Will good public policy prevail or will a handful of property owners derail the first major project of the Master Bike Plan?

Will this mean economic ruin for northwest downtown? Image courtesy of Payton Chung via Flickr

Traffic diverter prevents car traffic off a busy street onto a bike boulevard. Image courtesy of Payton Chung via Flickr

Tonight is the second in a three part series of open houses on a proposed bicycle boulevard for Nueces Street from 3rd Street to MLK downtown. All are welcome at this public forum which starts at 6 PM at Pease Elementary, 1106 Rio Grande Street, accross from the ACC Rio Grande campus downtown.

Bike boulevards will provide a return to making room for all road users while increasing property values and helping local businesses. Despite what some say, Texans really can get out of cars and live life on two wheels everyday.
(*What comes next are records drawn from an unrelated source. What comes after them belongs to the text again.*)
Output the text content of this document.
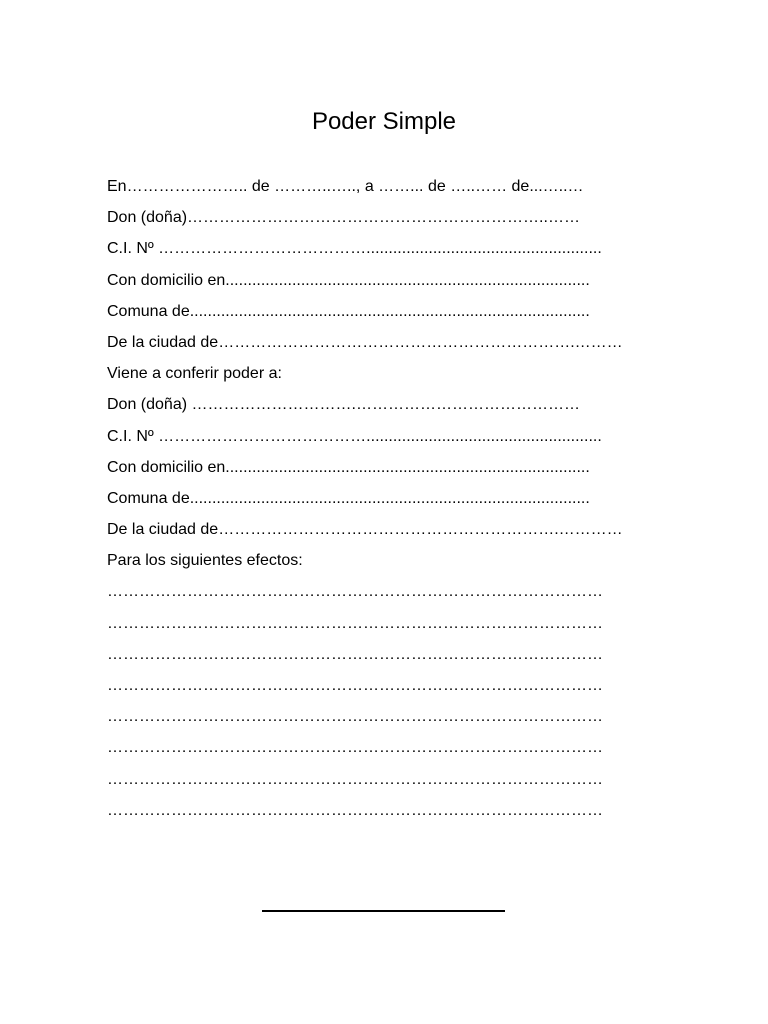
Poder Simple
En………………….. de ………..….., a ……... de …..…… de...…..…
Don (doña)…………………………………………………………..……
C.I. Nº ………………………………….....................................................
Con domicilio en..................................................................................
Comuna de..........................................................................................
De la ciudad de………………………………………………………….………
Viene a conferir poder a:
Don (doña) ………………………….……………………………………
C.I. Nº ………………………………….....................................................
Con domicilio en..................................................................................
Comuna de..........................................................................................
De la ciudad de……………………………………………………….…………
Para los siguientes efectos:
…………………………………………………………………………………
…………………………………………………………………………………
…………………………………………………………………………………
…………………………………………………………………………………
…………………………………………………………………………………
…………………………………………………………………………………
…………………………………………………………………………………
…………………………………………………………………………………
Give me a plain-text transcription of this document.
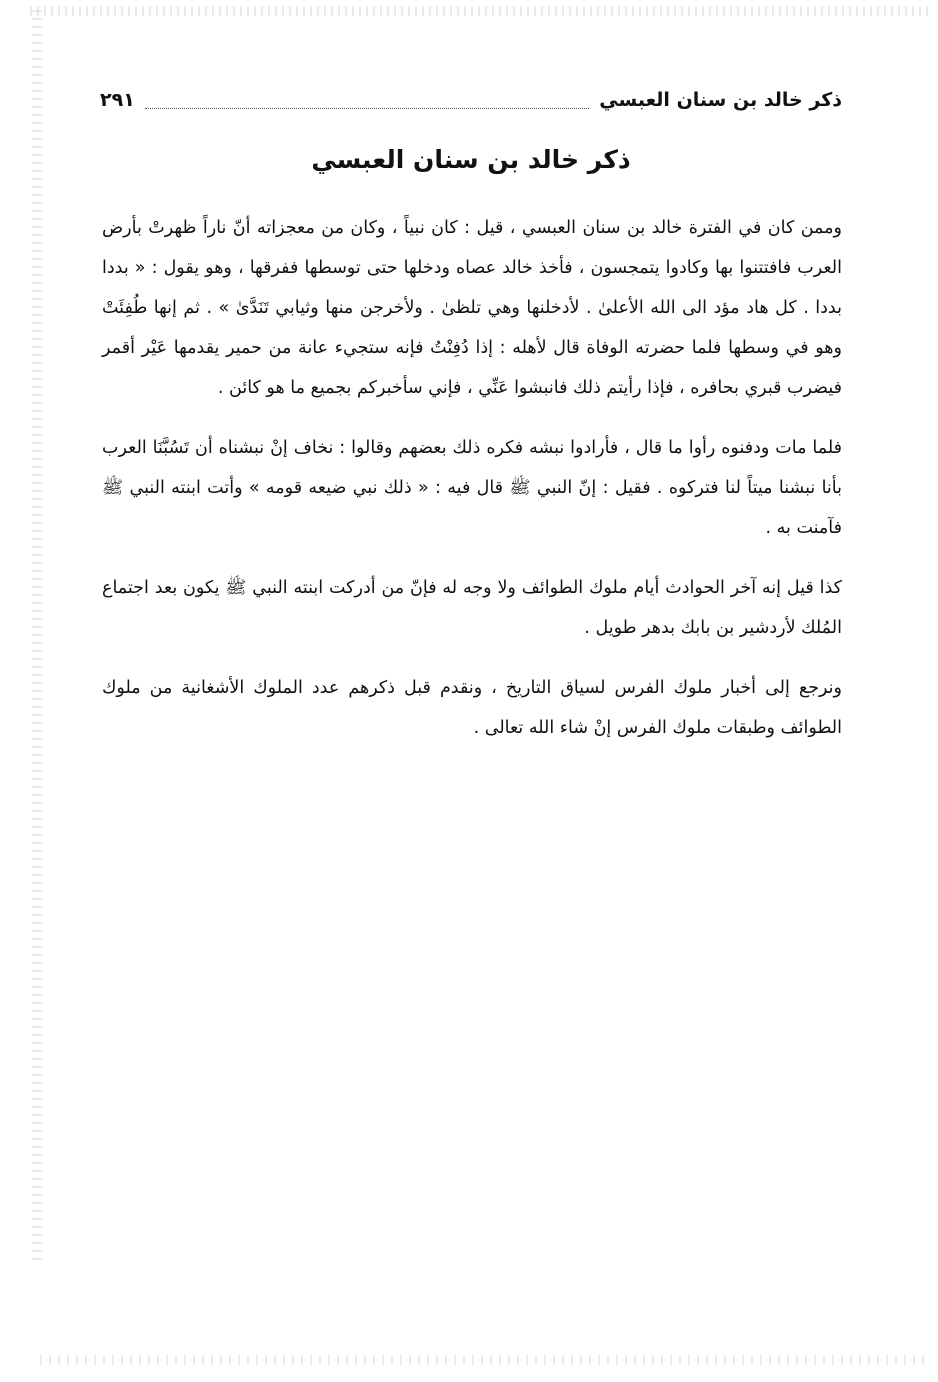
ذكر خالد بن سنان العبسي
٢٩١
ذكر خالد بن سنان العبسي

وممن كان في الفترة خالد بن سنان العبسي ، قيل : كان نبياً ، وكان من معجزاته أنّ ناراً ظهرتْ بأرض العرب فافتتنوا بها وكادوا يتمجسون ، فأخذ خالد عصاه ودخلها حتى توسطها ففرقها ، وهو يقول : « بددا بددا . كل هاد مؤد الى الله الأعلىٰ . لأدخلنها وهي تلظىٰ . ولأخرجن منها وثيابي تَنَدَّىٰ » . ثم إنها طُفِئَتْ وهو في وسطها فلما حضرته الوفاة قال لأهله : إذا دُفِنْتُ فإنه ستجيء عانة من حمير يقدمها عَيْر أقمر فيضرب قبري بحافره ، فإذا رأيتم ذلك فانبشوا عَنِّي ، فإني سأخبركم بجميع ما هو كائن .

فلما مات ودفنوه رأوا ما قال ، فأرادوا نبشه فكره ذلك بعضهم وقالوا : نخاف إنْ نبشناه أن تَسُبَّنَا العرب بأنا نبشنا ميتاً لنا فتركوه . فقيل : إنّ النبي ﷺ قال فيه : « ذلك نبي ضيعه قومه » وأتت ابنته النبي ﷺ فآمنت به .

كذا قيل إنه آخر الحوادث أيام ملوك الطوائف ولا وجه له فإنّ من أدركت ابنته النبي ﷺ يكون بعد اجتماع المُلك لأردشير بن بابك بدهر طويل .

ونرجع إلى أخبار ملوك الفرس لسياق التاريخ ، ونقدم قبل ذكرهم عدد الملوك الأشغانية من ملوك الطوائف وطبقات ملوك الفرس إنْ شاء الله تعالى .
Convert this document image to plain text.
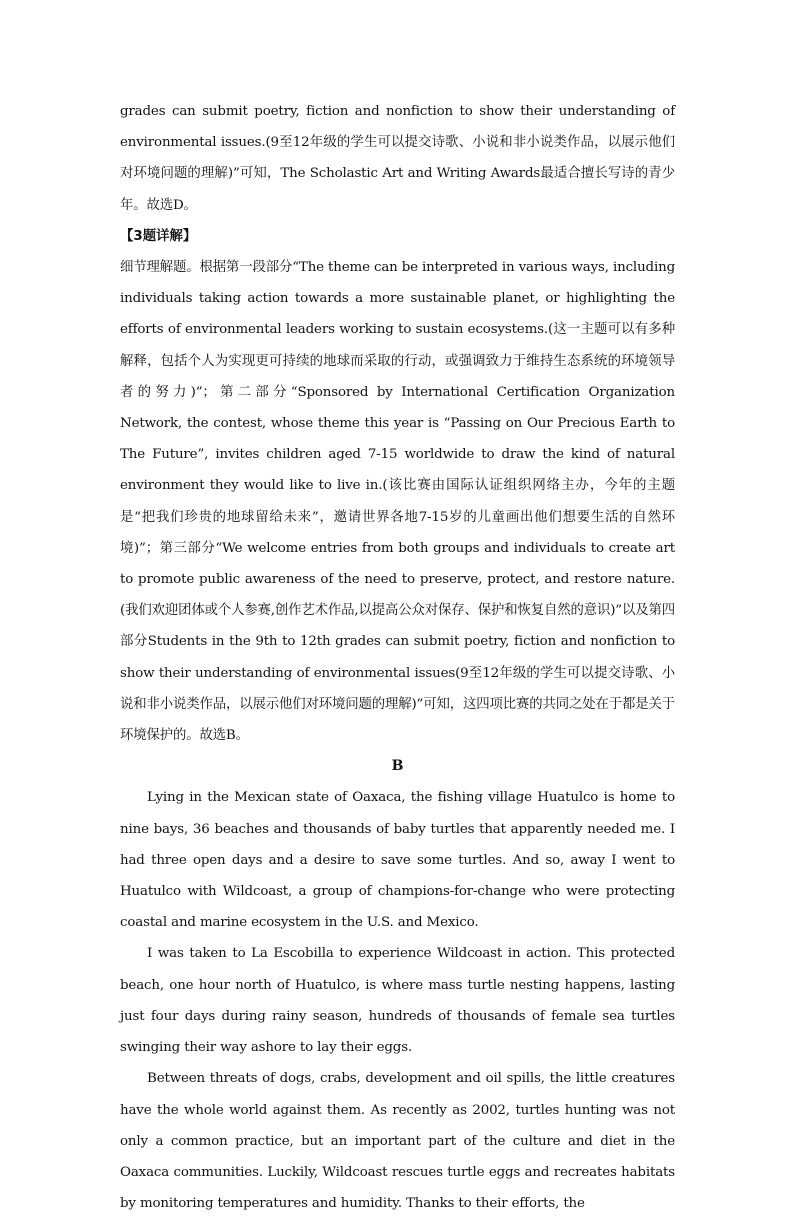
grades can submit poetry, fiction and nonfiction to show their understanding of environmental issues.(9至12年级的学生可以提交诗歌、小说和非小说类作品，以展示他们对环境问题的理解)”可知，The Scholastic Art and Writing Awards最适合擅长写诗的青少年。故选D。

【3题详解】

细节理解题。根据第一段部分“The theme can be interpreted in various ways, including individuals taking action towards a more sustainable planet, or highlighting the efforts of environmental leaders working to sustain ecosystems.(这一主题可以有多种解释，包括个人为实现更可持续的地球而采取的行动，或强调致力于维持生态系统的环境领导者的努力)”；第二部分“Sponsored by International Certification Organization Network, the contest, whose theme this year is “Passing on Our Precious Earth to The Future”, invites children aged 7-15 worldwide to draw the kind of natural environment they would like to live in.(该比赛由国际认证组织网络主办，今年的主题是“把我们珍贵的地球留给未来”，邀请世界各地7-15岁的儿童画出他们想要生活的自然环境)”；第三部分“We welcome entries from both groups and individuals to create art to promote public awareness of the need to preserve, protect, and restore nature.(我们欢迎团体或个人参赛,创作艺术作品,以提高公众对保存、保护和恢复自然的意识)”以及第四部分Students in the 9th to 12th grades can submit poetry, fiction and nonfiction to show their understanding of environmental issues(9至12年级的学生可以提交诗歌、小说和非小说类作品，以展示他们对环境问题的理解)”可知，这四项比赛的共同之处在于都是关于环境保护的。故选B。

B

Lying in the Mexican state of Oaxaca, the fishing village Huatulco is home to nine bays, 36 beaches and thousands of baby turtles that apparently needed me. I had three open days and a desire to save some turtles. And so, away I went to Huatulco with Wildcoast, a group of champions-for-change who were protecting coastal and marine ecosystem in the U.S. and Mexico.

I was taken to La Escobilla to experience Wildcoast in action. This protected beach, one hour north of Huatulco, is where mass turtle nesting happens, lasting just four days during rainy season, hundreds of thousands of female sea turtles swinging their way ashore to lay their eggs.

Between threats of dogs, crabs, development and oil spills, the little creatures have the whole world against them. As recently as 2002, turtles hunting was not only a common practice, but an important part of the culture and diet in the Oaxaca communities. Luckily, Wildcoast rescues turtle eggs and recreates habitats by monitoring temperatures and humidity. Thanks to their efforts, the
In response to the planning for Austin’s first bike boulevard, the League of Bicycling Voters put out a bike boulevard plan for Nueces Street. As part of rolling out this plan, the LOBV put out this release:

Bicyclists craft plan for city’s Nueces Bike Boulevard project

League develops details for attracting riders, making boulevard safe and convenient

The League of Bicycling Voters (LOBV) has crafted a detailed plan for the Nueces Bike Boulevard project, and bicyclists will ask the City of Austin to implement the recommendations when the city holds its second public workshop on the project on Wednesday, Jan. 13, 6 p.m. at Pease Elementary School.

Bike boulevards are streets designed to give preference to bicycle travel by using signage, traffic calming and other techniques that make key bike corridors more attractive to all bicyclists, but in particular, new riders not comfortable riding in high traffic areas.

“Our plan focuses on techniques to maintain automobile access to the street while also minimizing the amount of through auto traffic so that bicyclists are ensured a quick and safe route from the UT campus area to downtown and back,” said Tom Wald, LOBV executive director.

Wald said that the traffic calming and diversions in the LOBV plan are key to a successful project, since the current city plan calls for removing most north/south stop signs on Nueces to make it a more feasible route for bicyclists who are now forced to stop at most intersections. “If you’re removing stop signs for bicyclists, which is a good idea, you have to make sure that you’re not also attracting new motorists and increasing cut-through traffic on a street not designed for high automobile traffic,” he said.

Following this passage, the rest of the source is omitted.